Ein weiteres Kuriosum stellen für mich Bewerber da, die entweder bei Termineinladungen kaum Zeit haben oder nur vor 8:00 und nach 19:00 Uhr zu erreichen sind. Für ein erstes Telefonat muss es auch Möglichkeiten dazwischen geben. Oft kann es ein persönliches Treffen auch am Wochenende geben. Spätestens jedoch, wenn das Unternehmen einlädt, sollten Sie sich an irgendeinem Tag in der üblichen Bürozeit (9:00-17:00) Zeit für das Gespräch nehmen können. Es deutet auf mangelnde Priorität für einen Wechsel hin, wenn Sie zu lange bei der Terminvereinbarung rumeiern.

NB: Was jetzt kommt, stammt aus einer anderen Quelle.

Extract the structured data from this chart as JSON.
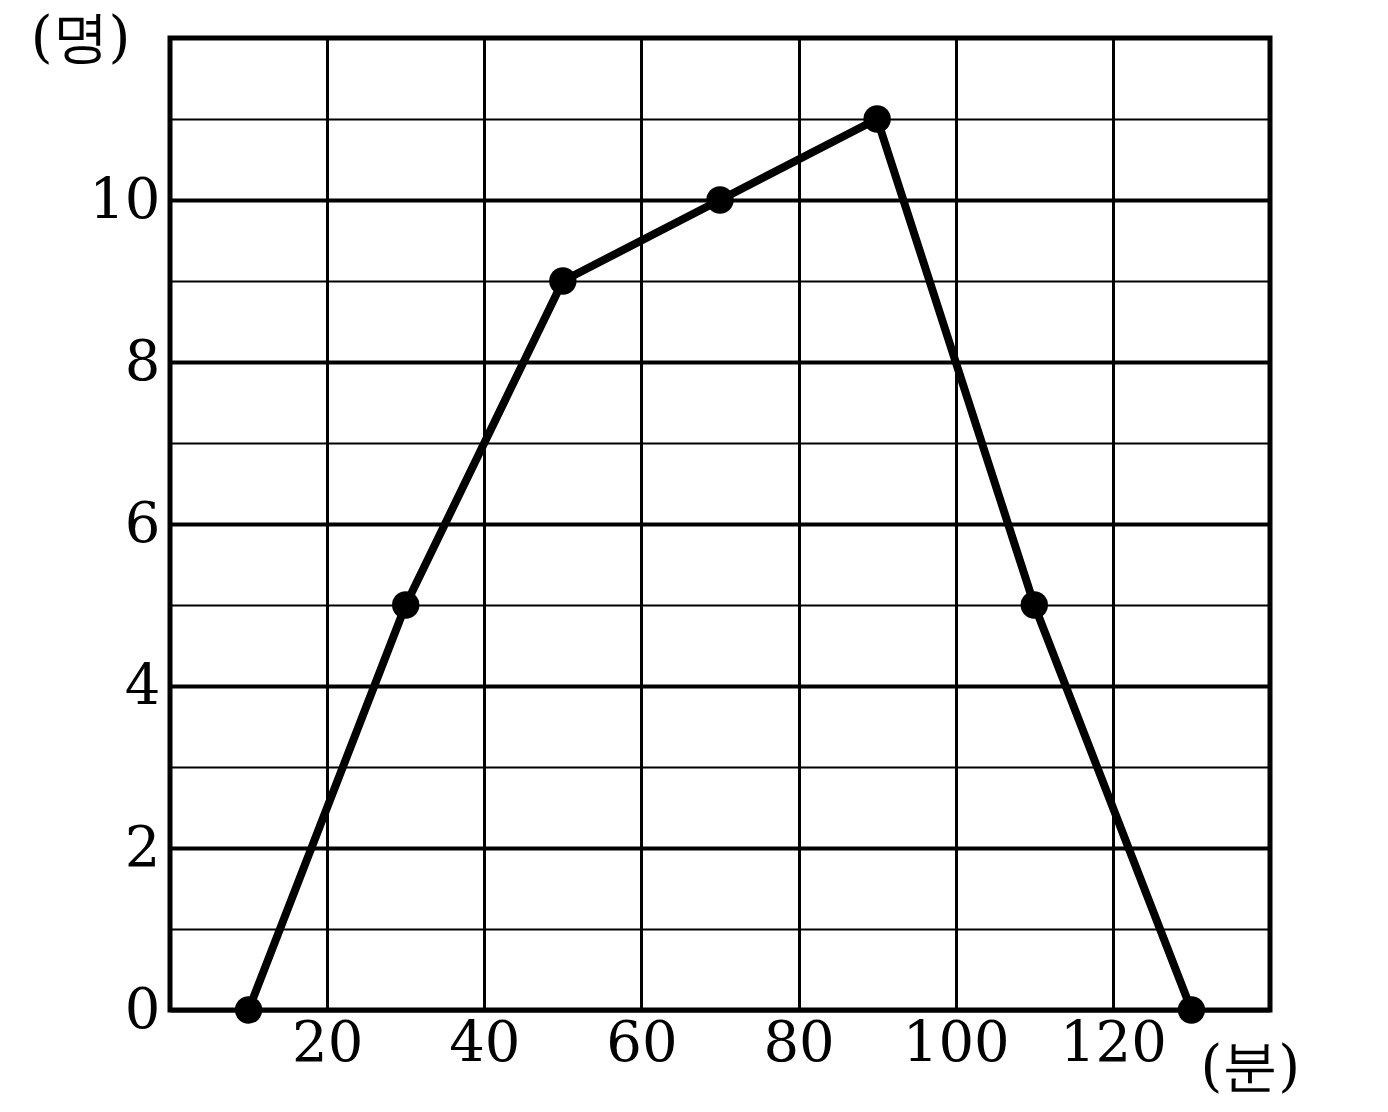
{
  "chart_data": {
    "type": "line",
    "xlabel": "(분)",
    "ylabel": "(명)",
    "x": [
      10,
      30,
      50,
      70,
      90,
      110,
      130
    ],
    "series": [
      {
        "color": "#000000",
        "values": [
          0,
          5,
          9,
          10,
          11,
          5,
          0
        ]
      }
    ],
    "xlim": [
      0,
      140
    ],
    "xticks": [
      {
        "value": 0,
        "label": null
      },
      20,
      40,
      60,
      80,
      100,
      120,
      {
        "value": 140,
        "label": null
      }
    ],
    "ylim": [
      0,
      12
    ],
    "yticks": [
      0,
      {
        "value": 1,
        "label": null
      },
      2,
      {
        "value": 3,
        "label": null
      },
      4,
      {
        "value": 5,
        "label": null
      },
      6,
      {
        "value": 7,
        "label": null
      },
      8,
      {
        "value": 9,
        "label": null
      },
      10,
      {
        "value": 11,
        "label": null
      },
      {
        "value": 12,
        "label": null
      }
    ],
    "grid": true,
    "marker": "circle",
    "line_style": "solid"
  }
}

In einem sehr gut laufenden Bewerbungsgespräch mit dem einstellenden Unternehmen hat neulich der Kandidat in den letzten 10 min (von 90 min Gespräch) eröffnet, dass er frühestens in 18 Monaten zur Verfügung stehen wird. Das hätte er besser vor dem ersten Bewerbungsgespräch gesagt, dann hätten sich alle Beteiligten viel Zeit sparen können und er hätte ein Unternehmen mehr gehabt, bei dem er sich in 18 Monaten bewerben kann.

Email-Adressen

Dass die Bewerber in der Bewerbungsphase zum Teil andere Emailadressen nehmen, wie z.B. Bewerbung_Andreas_Schmitz@abc.de, finde ich durchaus vernünftig. Zum einen haben Sie einen Account, indem es nur um Ihre Bewerbung geht und wenig andere Emails eingehen, zum anderen können Sie diesen löschen oder nicht beachten, in Zeiten, in denen Sie nicht auf der Suche sind. Allerdings gibt es auch hier Emailadressen wie Klickeridklack@…. oder schatzimuas@…. oder latexfan@…. oder giselaundbert@ die aus meiner Sicht nicht in ein Bewerbungsverfahren gehören.

Rechtschreibung

Das mancher Bewerber in Deutschland nicht gut in Deutsch ist, ist insoweit kein Problem, wenn es nicht in der Stellenausschreibung gefordert wird. Wenn im Lebenslauf allerdings Ünüvürsität (soll Universität heißen) steht, wird das aus einem Lacher im Kreis der Kollegen des Bewerbungsempfängers Ihnen nicht weiterhelfen.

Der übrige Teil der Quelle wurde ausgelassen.